Opal sensed a telepathic web binding the three together and tossed a thread of anima at them to infiltrate their conversation. A surprising amount of resistance met her attempt to eavesdrop but with a few of her more esoteric casting tricks, Opal was able to circumvent the privacy screen on their channel and insert herself into it silently.

“Keel, what the hell are you doing!” Arvana’s telepathic scream was loud enough that Opal had to double check it wasn’t actually audible.

“I saw one of them move! They were going to start shooting back!” Keel said. The guilt he projected suggested that he wasn’t terribly certain he’d actually seen someone move, but he was nowhere near ready to admit that.

“We were supposed to identify Zazog’s party,” Arvana said. “If we take them out none of the rest will give us trouble. If we don’t, they’re going to murder us before we get out of here!”

Opal found Zazog’s group. They were at the table next to her. Fast reacting and highly resistant to hostile spells, they were shaking off the effect of the stun ten times as fast as the rest of the goons.

So Opal hit them a hundred times harder.

“I can only hold this Quickness spell for so long,” Marsh said. He was gritting his teeth and pouring all of his physical anima into the enhancement. With another decade of practice he could have approached Opal’s efficiency with the spell, but it would take him twice that or more to develop the reserve of magic that she possessed to power it.

Fortunately for him, the effect of her spell stacked with his and so what he thought was the result of his best effort was in truth far beyond his actual capacity.

“Do we drop them all then?” Keel asked.

“No!” Arvana said.

“Yes!” Marsh said.

“We’re not going to kill everyone in here,” Arvana said. “Zazog’s our target because taking him down will have the most impact and with his protections they’ll be able to piece him back together.”

“If we don’t take them all out now, he’s going to take us down and leave us in so many pieces that no one will ever put two of our molecules back together,” Marsh said.

Keel raised his weapon to spray the room and finally noticed the dead state it was in.

“We’re in trouble guys,” he said. “This piece of junk disenchanted itself.”

Arvana and Marsh checked their weapons and discovered the same problem.

“We’re dead,” Arvana said.

“We’ve got to get out of here!” Marsh said.

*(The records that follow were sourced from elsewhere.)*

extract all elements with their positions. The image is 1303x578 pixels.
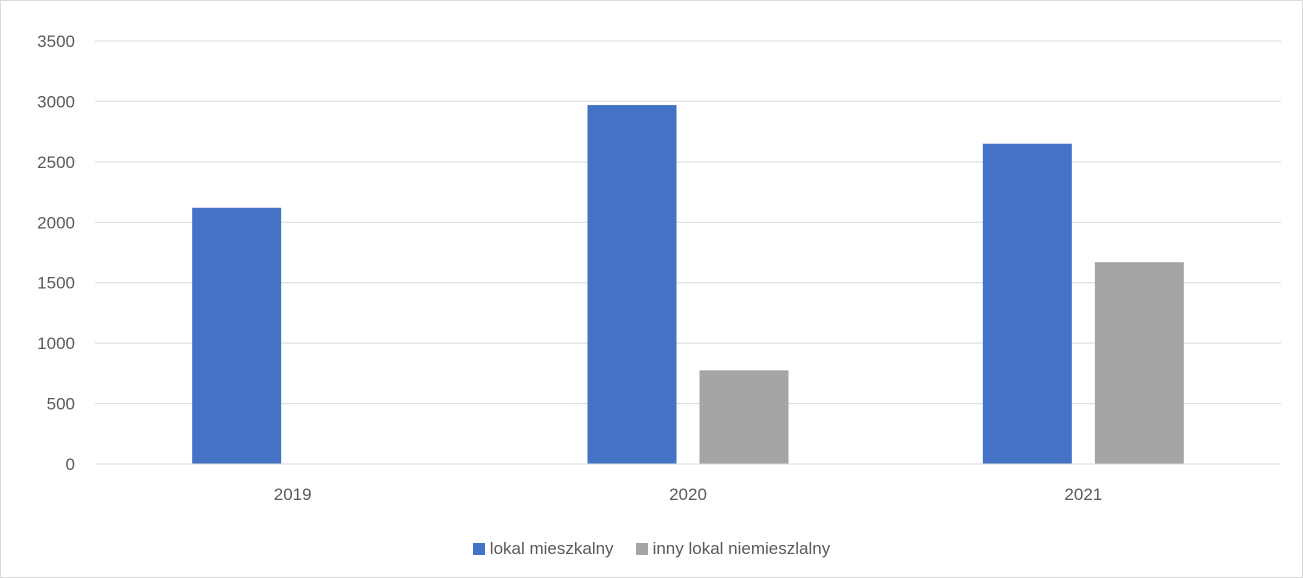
legend-swatch-series-2 xyxy=(635,543,648,555)
legend-item-series-1: lokal mieszkalny xyxy=(472,539,614,559)
bar-chart: 0 500 1000 1500 2000 2500 3000 3500 2019 2020 202… xyxy=(37,32,1281,504)
legend-label-series-2: inny lokal niemieszlalny xyxy=(652,539,831,558)
legend: lokal mieszkalny inny lokal niemieszlaln… xyxy=(0,536,1303,562)
y-tick-label: 1000 xyxy=(37,334,75,353)
y-tick-label: 500 xyxy=(47,395,75,414)
y-axis-tick-labels: 0 500 1000 1500 2000 2500 3000 3500 xyxy=(37,32,75,474)
y-tick-label: 3000 xyxy=(37,92,75,111)
legend-item-series-2: inny lokal niemieszlalny xyxy=(635,539,831,559)
gridlines xyxy=(95,40,1281,405)
bar-2020-series-1 xyxy=(587,105,677,464)
x-tick-label: 2019 xyxy=(274,485,312,504)
bar-2021-series-2 xyxy=(1094,262,1184,464)
x-tick-label: 2020 xyxy=(669,485,707,504)
x-tick-label: 2021 xyxy=(1064,485,1102,504)
y-tick-label: 3500 xyxy=(37,32,75,51)
legend-label-series-1: lokal mieszkalny xyxy=(489,539,614,558)
y-tick-label: 1500 xyxy=(37,274,75,293)
bars xyxy=(192,105,1184,465)
y-tick-label: 0 xyxy=(66,455,75,474)
bar-2019-series-1 xyxy=(192,207,282,465)
bar-2021-series-1 xyxy=(982,143,1072,464)
y-tick-label: 2500 xyxy=(37,153,75,172)
legend-swatch-series-1 xyxy=(472,543,485,555)
x-axis-tick-labels: 2019 2020 2021 xyxy=(274,485,1102,504)
y-tick-label: 2000 xyxy=(37,213,75,232)
bar-2020-series-2 xyxy=(699,370,789,464)
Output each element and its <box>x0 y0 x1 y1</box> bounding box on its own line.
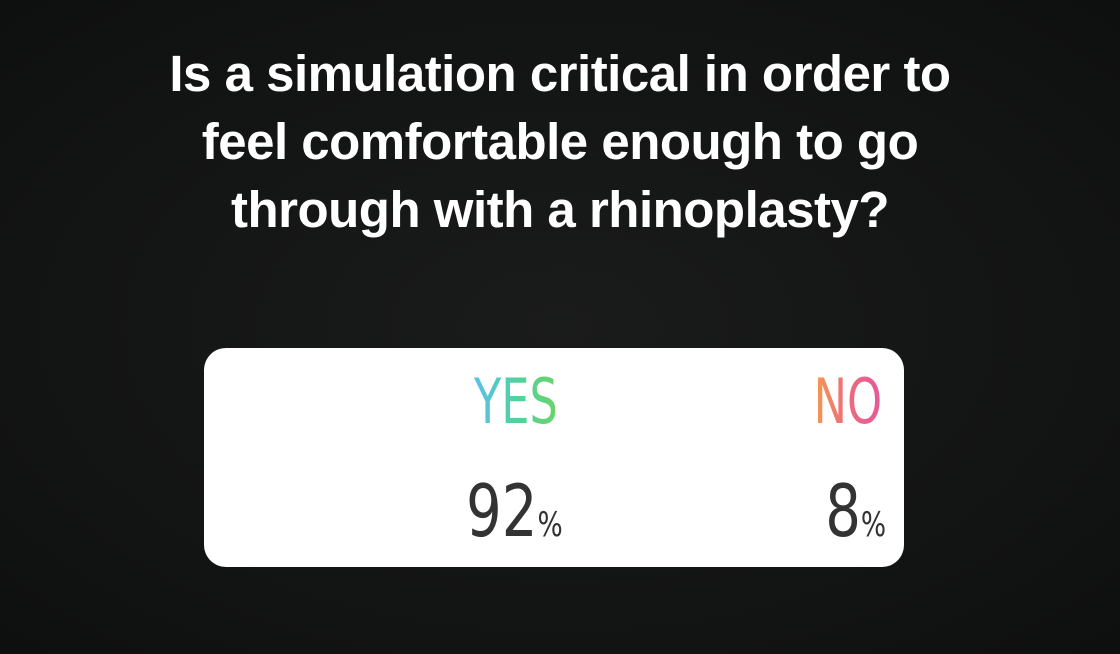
poll: YES 92% NO 8% <box>204 348 904 567</box>
poll-option: YES 92% <box>204 348 844 567</box>
question-line: feel comfortable enough to go <box>201 113 919 170</box>
percent-unit: % <box>860 505 886 545</box>
question-line: through with a rhinoplasty? <box>231 181 889 238</box>
option-percent: 92% <box>466 466 563 567</box>
option-label: NO <box>813 362 882 442</box>
poll-option: NO 8% <box>604 348 904 567</box>
question: Is a simulation critical in order to feel… <box>0 40 1120 244</box>
option-label: YES <box>474 362 558 442</box>
option-percent: 8% <box>825 466 886 567</box>
percent-unit: % <box>537 505 563 545</box>
question-line: Is a simulation critical in order to <box>169 45 951 102</box>
percent-number: 92 <box>466 469 538 553</box>
percent-number: 8 <box>825 469 861 553</box>
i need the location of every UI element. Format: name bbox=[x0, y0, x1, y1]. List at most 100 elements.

Marsh and Keel looked for exits aside from the main doors they’d come through, but Arvana cast around the room looking for something else. Her gaze settled on the back of Opal’s head and Opal felt a ping of recognition from the young caster. Arvana knew that the woman across the restaurant was actively casting some kind of spell but she didn’t have the training to piece out what it was quickly enough.

Marsh grabbed Arvana and dragged the girl out the front door, as he and Keel ran. It was a terrible exit from their point of view. Not only had the assault failed but the goons would be after them like lightning and the long open road outside wasn’t going to afford them much in terms of cover or places to hide.

From Opal’s point of view though their panicked flight was perfect. One small spell induced a spasm in Keel’s hand and he dropped his bolt caster right at the restaurant’s entrance. A few of the goons managed to notice the bolt caster drop, more of them saw the trio fleeing and pretty much everyone in a hundred yard radius saw or heard the explosion that blasted the doors and everything nearby to a fine mist of particles.

Opal sighed and relaxed her awareness to let time resume its normal rate of progression. The immediate crisis was past but she was going to have so much work to do still.